Nevertheless, expectations about the youngster's future success in Formula 1 are high. He has, in the eyes of many observers, been the stand out rookie of the season thus far, having gained points for Sauber in con-secutive races for the first time since 2015, after finishing a career-best sixth in Azerbaijan followed by 10th place in Spain.

Leclerc is no doubt well aware of the weight of expectation on his young shoulders, but everything he has achieved in his career to date would suggest that he is more than able to cope.

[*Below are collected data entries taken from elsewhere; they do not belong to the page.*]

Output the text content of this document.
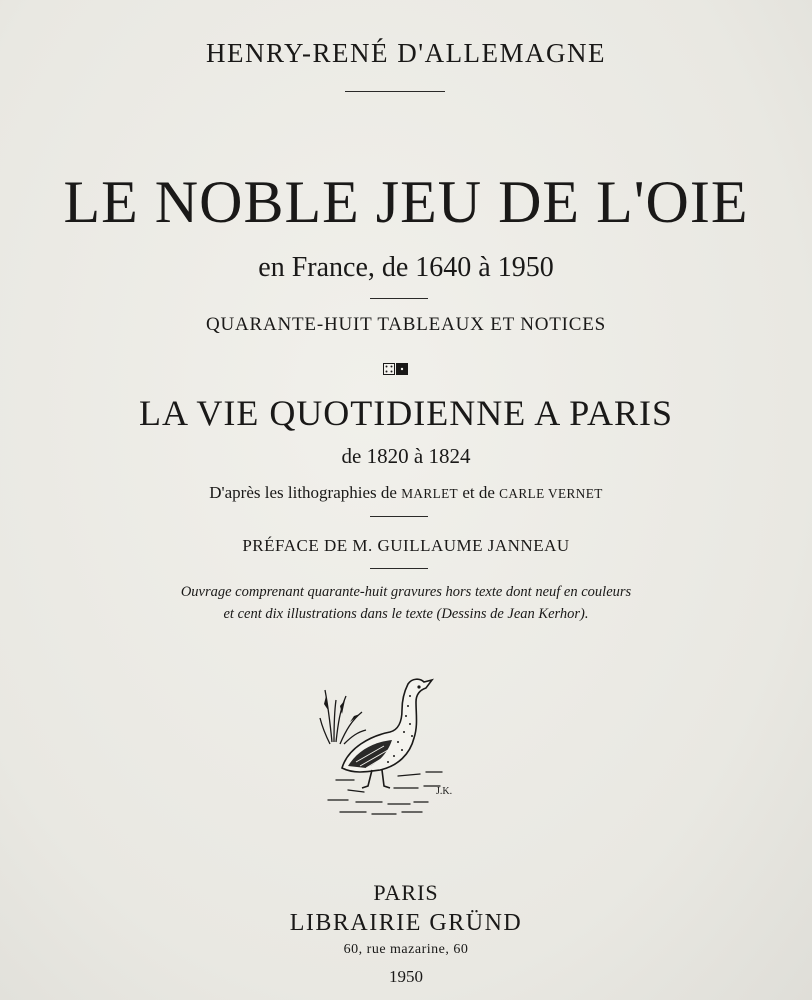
HENRY-RENÉ D'ALLEMAGNE
LE NOBLE JEU DE L'OIE
en France, de 1640 à 1950
QUARANTE-HUIT TABLEAUX ET NOTICES
LA VIE QUOTIDIENNE A PARIS
de 1820 à 1824
D'après les lithographies de MARLET et de CARLE VERNET
PRÉFACE DE M. GUILLAUME JANNEAU
Ouvrage comprenant quarante-huit gravures hors texte dont neuf en couleurs
et cent dix illustrations dans le texte (Dessins de Jean Kerhor).
J.K.
PARIS
LIBRAIRIE GRÜND
60, rue mazarine, 60
1950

His sixth place in trying conditions in Azerbaijan (where he won in Formula 2 in 2017) showed real maturity, in particular the way he maneuvered his way through the field from 13th on the starting grid in a display that was superior to that of his many of his rivals who have vastly more experience. It was an even better drive when it is taken into account that it was achieved in a car which, according to Sebastian Vettel, isn't fast enough to be competitive.

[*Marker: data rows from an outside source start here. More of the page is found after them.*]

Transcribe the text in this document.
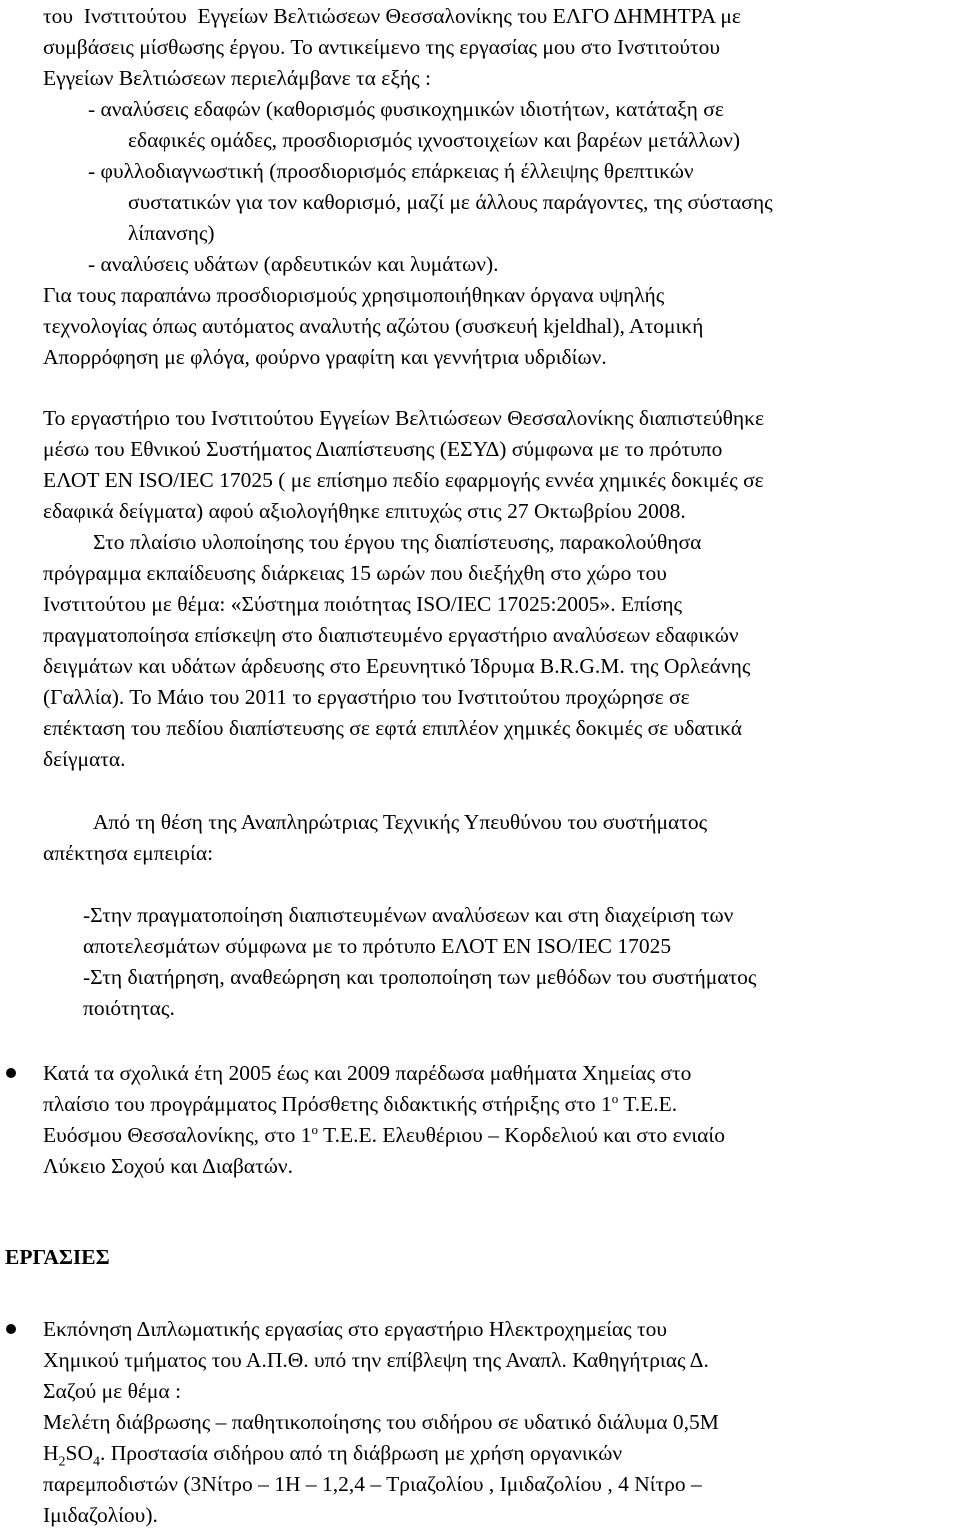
του  Ινστιτούτου  Εγγείων Βελτιώσεων Θεσσαλονίκης του ΕΛΓΟ ΔΗΜΗΤΡΑ με
συμβάσεις μίσθωσης έργου. Το αντικείμενο της εργασίας μου στο Ινστιτούτου
Εγγείων Βελτιώσεων περιελάμβανε τα εξής :
- αναλύσεις εδαφών (καθορισμός φυσικοχημικών ιδιοτήτων, κατάταξη σε
εδαφικές ομάδες, προσδιορισμός ιχνοστοιχείων και βαρέων μετάλλων)
- φυλλοδιαγνωστική (προσδιορισμός επάρκειας ή έλλειψης θρεπτικών
συστατικών για τον καθορισμό, μαζί με άλλους παράγοντες, της σύστασης
λίπανσης)
- αναλύσεις υδάτων (αρδευτικών και λυμάτων).
Για τους παραπάνω προσδιορισμούς χρησιμοποιήθηκαν όργανα υψηλής
τεχνολογίας όπως αυτόματος αναλυτής αζώτου (συσκευή kjeldhal), Ατομική
Απορρόφηση με φλόγα, φούρνο γραφίτη και γεννήτρια υδριδίων.
Το εργαστήριο του Ινστιτούτου Εγγείων Βελτιώσεων Θεσσαλονίκης διαπιστεύθηκε
μέσω του Εθνικού Συστήματος Διαπίστευσης (ΕΣΥΔ) σύμφωνα με το πρότυπο
ΕΛΟΤ ΕΝ ISO/IEC 17025 ( με επίσημο πεδίο εφαρμογής εννέα χημικές δοκιμές σε
εδαφικά δείγματα) αφού αξιολογήθηκε επιτυχώς στις 27 Οκτωβρίου 2008.
Στο πλαίσιο υλοποίησης του έργου της διαπίστευσης, παρακολούθησα
πρόγραμμα εκπαίδευσης διάρκειας 15 ωρών που διεξήχθη στο χώρο του
Ινστιτούτου με θέμα: «Σύστημα ποιότητας ISO/IEC 17025:2005». Επίσης
πραγματοποίησα επίσκεψη στο διαπιστευμένο εργαστήριο αναλύσεων εδαφικών
δειγμάτων και υδάτων άρδευσης στο Ερευνητικό Ίδρυμα B.R.G.M. της Ορλεάνης
(Γαλλία). Το Μάιο του 2011 το εργαστήριο του Ινστιτούτου προχώρησε σε
επέκταση του πεδίου διαπίστευσης σε εφτά επιπλέον χημικές δοκιμές σε υδατικά
δείγματα.
Από τη θέση της Αναπληρώτριας Τεχνικής Υπευθύνου του συστήματος
απέκτησα εμπειρία:
-Στην πραγματοποίηση διαπιστευμένων αναλύσεων και στη διαχείριση των
αποτελεσμάτων σύμφωνα με το πρότυπο ΕΛΟΤ ΕΝ ISO/IEC 17025
-Στη διατήρηση, αναθεώρηση και τροποποίηση των μεθόδων του συστήματος
ποιότητας.
Κατά τα σχολικά έτη 2005 έως και 2009 παρέδωσα μαθήματα Χημείας στο
πλαίσιο του προγράμματος Πρόσθετης διδακτικής στήριξης στο $1^o$ Τ.Ε.Ε.
Ευόσμου Θεσσαλονίκης, στο $1^o$ Τ.Ε.Ε. Ελευθέριου – Κορδελιού και στο ενιαίο
Λύκειο Σοχού και Διαβατών.
ΕΡΓΑΣΙΕΣ
Εκπόνηση Διπλωματικής εργασίας στο εργαστήριο Ηλεκτροχημείας του
Χημικού τμήματος του Α.Π.Θ. υπό την επίβλεψη της Αναπλ. Καθηγήτριας Δ.
Σαζού με θέμα :
Μελέτη διάβρωσης – παθητικοποίησης του σιδήρου σε υδατικό διάλυμα 0,5Μ
$H_2SO_4$. Προστασία σιδήρου από τη διάβρωση με χρήση οργανικών
παρεμποδιστών (3Νίτρο – 1Η – 1,2,4 – Τριαζολίου , Ιμιδαζολίου , 4 Νίτρο –
Ιμιδαζολίου).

There is no doubt that Leclerc has the pedigree to become world champion one day in the not-too-distant future. Success in karting (including being French champion in 2009), Formula Renault and Formula 3 (he won the GP3 Series in 2016), was followed by a dominant performance throughout the 2017 FIA Formula 2 series (which he won by a massive 72 points), and so he knows what it takes to win.

Plenty of people within the industry hold a similarly optimistic view of his future, with experienced heads around the Sauber team certain that, given the right car, Leclerc has what it takes to be world champion.

However, despite the fact that the majority of the Monegasque at Sunday's race will be cheering Leclerc on, the real race will be the battle between Hamilton and Vettel, currently first and second respectively in this year's Drivers' Championship.

After Hamilton's Mercedes proved too quick for Vettel and Ferrari in Spain, all eyes are on the Italian team in Monte Carlo to see if they can improve in the sixth race of season and make some headway in closing the 27 point gap that has opened up at the top of the Constructors' Championship.

Hamilton currently leads the Drivers' Championship by 17 points from Vettel, even though he would be the first to admit that he has not been at his best in some of the earlier races in the season. Likewise, despite having won two out of five races in 2018, Vettel and Ferrari cannot be happy with their overall performance thus far, although bad luck has certainly played some part in their run of results.

Nevertheless, this weekend's race is crucial for Vettel if Hamilton and Mercedes are not to open up too big a lead before the series of European races, where the reigning world champion traditionally performs at his best.

At the same time, Red Bull cannot be discounted in Monaco. Max Verstappen and Daniel Ricciardo have recorded the fastest two practice times to date, some way ahead of both Hamilton and Vettel, and a win for either the Belgian or the Australian would come as no great surprise (they are currently at odds of 5-1 and 9-2 respectively).